January 18, 2017 Practice Points

How Do You Implement the Every Student Succeeds Act?

By Jessalyn Schwartz

In January, the Department of Education issued guidance on three areas of the Every Student Succeeds Act (ESSA), signed into law in December 2015. The reports provide information on development of Consolidated State Plans, issuance of State and Local Report Cards, and measurement and reporting of Graduation Rate data.

The Consolidated State Plan Guidance publication aims to assist State Education Agencies (SEA) to develop plans, subject to peer review, and to guide peer reviewers in their assessments of these plans. The report discusses setting long-term goals for all students as a whole, as well as for subgroups of the student population, such as racial and ethnic groups, students with disabilities, and English language learners.  Plans must include attainment strategies and means of measuring progress, for both four-year and extended year graduation programs. The plans must further include public notice requirements for procedures for development and adoption of the plan, with clear information as to how community outreach was performed and stakeholder input was solicited and utilized. The SEA must describe activity development and approval for Local Education Agency (LEA) plans and how it monitors, implements and uses data from LEAs to improve student outcomes and program outcomes. Plans must feature Academic Assessments on advanced mathematics and languages other than English that are prevalent in the state's student population. The Consolidated State Plan Guidance provides Accountability, Support, and Improvement measures for the Academic Achievement Indicator, the Graduation Rate Indicator, the School Quality/Student Success Indicator, and the Achieving ELP Indicator. Further information lays out program specific requirements and focuses on ways the plans should be developed to support students and educators.

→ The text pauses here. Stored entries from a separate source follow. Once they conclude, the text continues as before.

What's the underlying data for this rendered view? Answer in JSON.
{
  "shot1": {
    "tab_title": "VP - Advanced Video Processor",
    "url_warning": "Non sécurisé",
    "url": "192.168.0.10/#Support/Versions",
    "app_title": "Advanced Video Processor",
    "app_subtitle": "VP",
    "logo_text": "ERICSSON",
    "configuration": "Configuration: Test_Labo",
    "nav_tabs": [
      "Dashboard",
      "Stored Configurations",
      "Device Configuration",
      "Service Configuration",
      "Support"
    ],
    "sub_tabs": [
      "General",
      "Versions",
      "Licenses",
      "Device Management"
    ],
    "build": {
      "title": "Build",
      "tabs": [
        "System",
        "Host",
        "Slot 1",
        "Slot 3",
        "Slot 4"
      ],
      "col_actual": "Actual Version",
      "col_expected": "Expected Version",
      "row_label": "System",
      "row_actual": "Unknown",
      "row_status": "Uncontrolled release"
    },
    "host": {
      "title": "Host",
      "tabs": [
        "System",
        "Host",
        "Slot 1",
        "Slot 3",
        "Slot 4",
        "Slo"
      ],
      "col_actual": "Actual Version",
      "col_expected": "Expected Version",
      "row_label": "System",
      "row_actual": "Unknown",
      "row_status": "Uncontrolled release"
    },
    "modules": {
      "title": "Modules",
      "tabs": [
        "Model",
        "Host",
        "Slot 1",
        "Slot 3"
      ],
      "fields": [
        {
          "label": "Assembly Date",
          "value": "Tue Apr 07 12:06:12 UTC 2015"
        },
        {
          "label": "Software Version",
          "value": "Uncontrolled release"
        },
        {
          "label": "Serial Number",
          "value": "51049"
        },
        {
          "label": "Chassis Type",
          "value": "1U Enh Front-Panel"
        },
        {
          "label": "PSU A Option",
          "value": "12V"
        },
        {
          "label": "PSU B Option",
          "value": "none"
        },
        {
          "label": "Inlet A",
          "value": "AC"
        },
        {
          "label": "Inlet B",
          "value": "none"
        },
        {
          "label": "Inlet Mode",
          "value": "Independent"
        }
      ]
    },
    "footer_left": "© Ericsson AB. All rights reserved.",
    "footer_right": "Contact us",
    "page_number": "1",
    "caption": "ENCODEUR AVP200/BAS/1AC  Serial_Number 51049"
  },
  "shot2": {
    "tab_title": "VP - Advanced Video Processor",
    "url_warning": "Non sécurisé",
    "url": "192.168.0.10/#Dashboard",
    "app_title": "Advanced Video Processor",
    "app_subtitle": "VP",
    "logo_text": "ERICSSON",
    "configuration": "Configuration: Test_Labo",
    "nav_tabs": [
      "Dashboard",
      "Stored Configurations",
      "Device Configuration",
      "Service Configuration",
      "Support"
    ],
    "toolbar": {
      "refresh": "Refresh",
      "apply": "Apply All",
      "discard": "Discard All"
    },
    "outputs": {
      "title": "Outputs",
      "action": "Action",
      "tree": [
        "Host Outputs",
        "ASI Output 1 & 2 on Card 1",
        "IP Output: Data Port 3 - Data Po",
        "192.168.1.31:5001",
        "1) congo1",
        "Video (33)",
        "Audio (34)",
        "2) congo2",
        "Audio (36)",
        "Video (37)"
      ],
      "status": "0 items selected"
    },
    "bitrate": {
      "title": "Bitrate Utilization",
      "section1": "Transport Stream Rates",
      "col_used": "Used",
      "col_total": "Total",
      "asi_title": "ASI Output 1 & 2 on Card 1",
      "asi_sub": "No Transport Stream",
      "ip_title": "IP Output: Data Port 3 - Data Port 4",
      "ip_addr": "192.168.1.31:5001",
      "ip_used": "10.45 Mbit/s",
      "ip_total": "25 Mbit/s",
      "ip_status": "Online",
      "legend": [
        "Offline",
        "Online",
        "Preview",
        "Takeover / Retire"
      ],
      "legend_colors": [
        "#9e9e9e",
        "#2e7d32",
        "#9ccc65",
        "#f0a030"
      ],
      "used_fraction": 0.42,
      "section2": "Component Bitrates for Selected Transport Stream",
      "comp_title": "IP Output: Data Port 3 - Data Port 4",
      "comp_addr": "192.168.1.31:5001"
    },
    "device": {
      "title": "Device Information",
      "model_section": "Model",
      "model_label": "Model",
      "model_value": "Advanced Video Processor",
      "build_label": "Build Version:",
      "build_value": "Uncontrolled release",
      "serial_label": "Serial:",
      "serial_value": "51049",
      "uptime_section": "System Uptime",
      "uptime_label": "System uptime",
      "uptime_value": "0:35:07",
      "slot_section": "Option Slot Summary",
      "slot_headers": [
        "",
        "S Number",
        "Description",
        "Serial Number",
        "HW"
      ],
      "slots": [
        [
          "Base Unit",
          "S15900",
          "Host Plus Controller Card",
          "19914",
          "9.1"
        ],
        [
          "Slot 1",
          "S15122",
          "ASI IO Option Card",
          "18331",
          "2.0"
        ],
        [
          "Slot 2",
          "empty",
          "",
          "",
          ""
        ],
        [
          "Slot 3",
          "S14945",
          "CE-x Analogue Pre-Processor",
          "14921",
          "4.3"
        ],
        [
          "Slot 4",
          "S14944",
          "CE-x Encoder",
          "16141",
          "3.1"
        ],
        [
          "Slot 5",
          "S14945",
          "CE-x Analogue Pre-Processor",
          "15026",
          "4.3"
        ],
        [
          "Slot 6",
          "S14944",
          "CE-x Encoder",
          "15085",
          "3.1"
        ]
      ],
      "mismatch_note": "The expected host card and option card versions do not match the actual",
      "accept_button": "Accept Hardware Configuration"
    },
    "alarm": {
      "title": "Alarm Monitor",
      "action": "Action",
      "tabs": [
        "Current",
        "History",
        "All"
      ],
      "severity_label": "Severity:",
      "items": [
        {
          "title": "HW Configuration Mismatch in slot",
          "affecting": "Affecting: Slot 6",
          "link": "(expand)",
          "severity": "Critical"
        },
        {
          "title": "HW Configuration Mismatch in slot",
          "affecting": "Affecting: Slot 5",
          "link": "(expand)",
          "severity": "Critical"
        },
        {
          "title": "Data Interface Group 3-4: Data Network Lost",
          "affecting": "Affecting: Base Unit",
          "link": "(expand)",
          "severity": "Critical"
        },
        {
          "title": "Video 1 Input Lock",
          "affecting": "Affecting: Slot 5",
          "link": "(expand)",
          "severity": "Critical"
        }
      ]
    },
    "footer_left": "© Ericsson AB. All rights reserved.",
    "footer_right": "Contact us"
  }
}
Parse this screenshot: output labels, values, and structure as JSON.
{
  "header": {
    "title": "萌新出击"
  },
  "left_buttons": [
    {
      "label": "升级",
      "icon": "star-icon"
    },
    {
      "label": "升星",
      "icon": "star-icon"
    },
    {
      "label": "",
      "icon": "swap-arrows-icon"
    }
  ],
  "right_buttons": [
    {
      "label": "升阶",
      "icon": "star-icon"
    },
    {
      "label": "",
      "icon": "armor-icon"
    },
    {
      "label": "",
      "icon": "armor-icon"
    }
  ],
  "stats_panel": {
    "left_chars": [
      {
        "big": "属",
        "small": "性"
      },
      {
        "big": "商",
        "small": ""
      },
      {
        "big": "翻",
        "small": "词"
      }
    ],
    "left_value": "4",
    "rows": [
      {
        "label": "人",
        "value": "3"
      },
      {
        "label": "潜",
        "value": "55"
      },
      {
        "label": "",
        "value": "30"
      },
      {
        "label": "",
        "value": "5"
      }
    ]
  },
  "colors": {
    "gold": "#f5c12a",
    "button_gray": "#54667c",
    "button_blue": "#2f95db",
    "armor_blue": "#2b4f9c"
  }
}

The second publication, State and Local Report Card Non-Regulatory Guidance, was created to aid SEAs and LEAs in implementing report card requirements under Title I, Part A and regulations under 34 C.F.R. §§ 200.30 to 200.37. SEAs and LEAs are also welcome to develop alternative approaches and formats, as long as they meet Federal requirements. Annual report cards must be disseminated by state and local agencies with information related to student and school performance measures, expenditures, accountability, and educator qualifications, including both an overview and detail section. These report cards must be posted annually on or before December 31 of the preceding school year, and this Guidance gives information as to the consequences of failure to comply. Report cards must be clear, understandable, uniform, and accessible to the public. The DOE report provides a useful table with categorized report card requirements with citations and an index of topics within the publication. Report cards must include description of and results from the accountability system, student achievement figures on academic assessments, charter school data, high school graduation rates, educator qualifications, and progress on long-term goals, among other information. The Guidance provides a sample report card, a demonstration of how to show per pupil expenditures, and report card checklists with detailed charts of necessary information.

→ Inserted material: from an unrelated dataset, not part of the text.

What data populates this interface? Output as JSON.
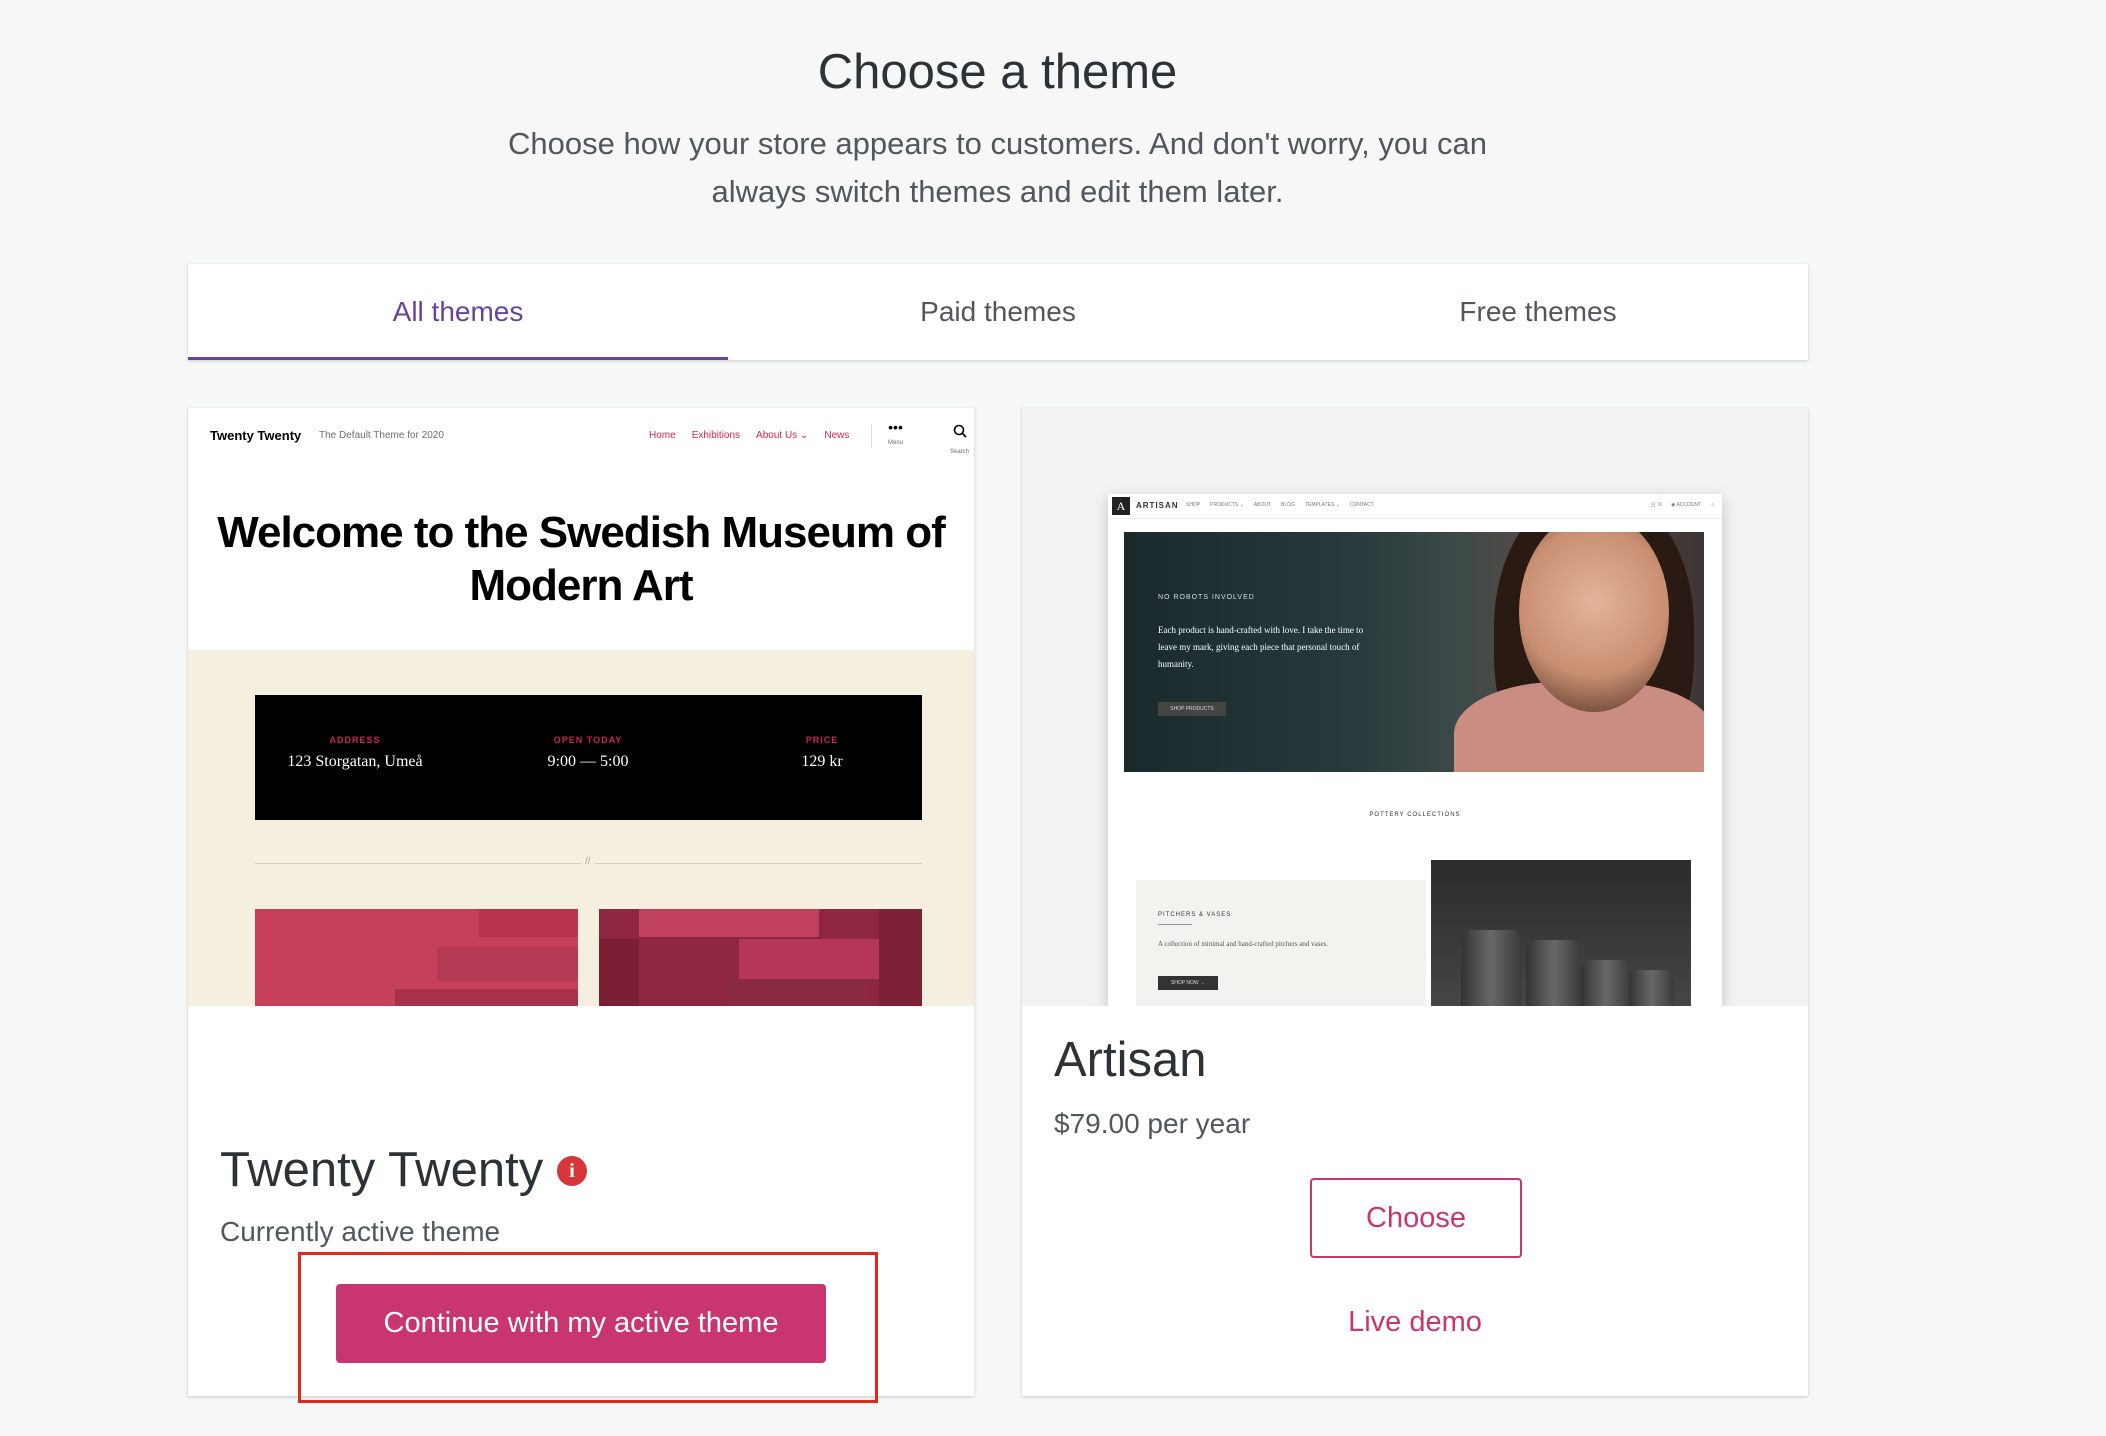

The Graduation Rate Non-Regulatory Guidance seeks to assist with implementation of the graduation rate under the ESSA. The DOE report highlights the importance of a clear and accurate measure of the four-year high school graduation rate that can be easily compared across states consistently. This uniformity promotes accountability and rewards student and school success, helping to close achievement gaps and provide opportunity for all students. The Guidance clarifies definitions used in the ESSA, such as the Adjusted Cohort Graduation Rate (ACGR), and the difference between the four-year ACGR and extended year ACGR. The report also discusses requirements for calculations and how adjustments to the graduation data may be made, for example, if a student moves, is incarcerated, or transfers between graduation paths. The DOE provides information on common issues to implementation and reporting, including when to report changes, how to break down subgroups of the student population, and how to incorporate data into the accountability system.

Jessalyn Schwartz is an attorney in Boston focusing on child welfare and mental health law.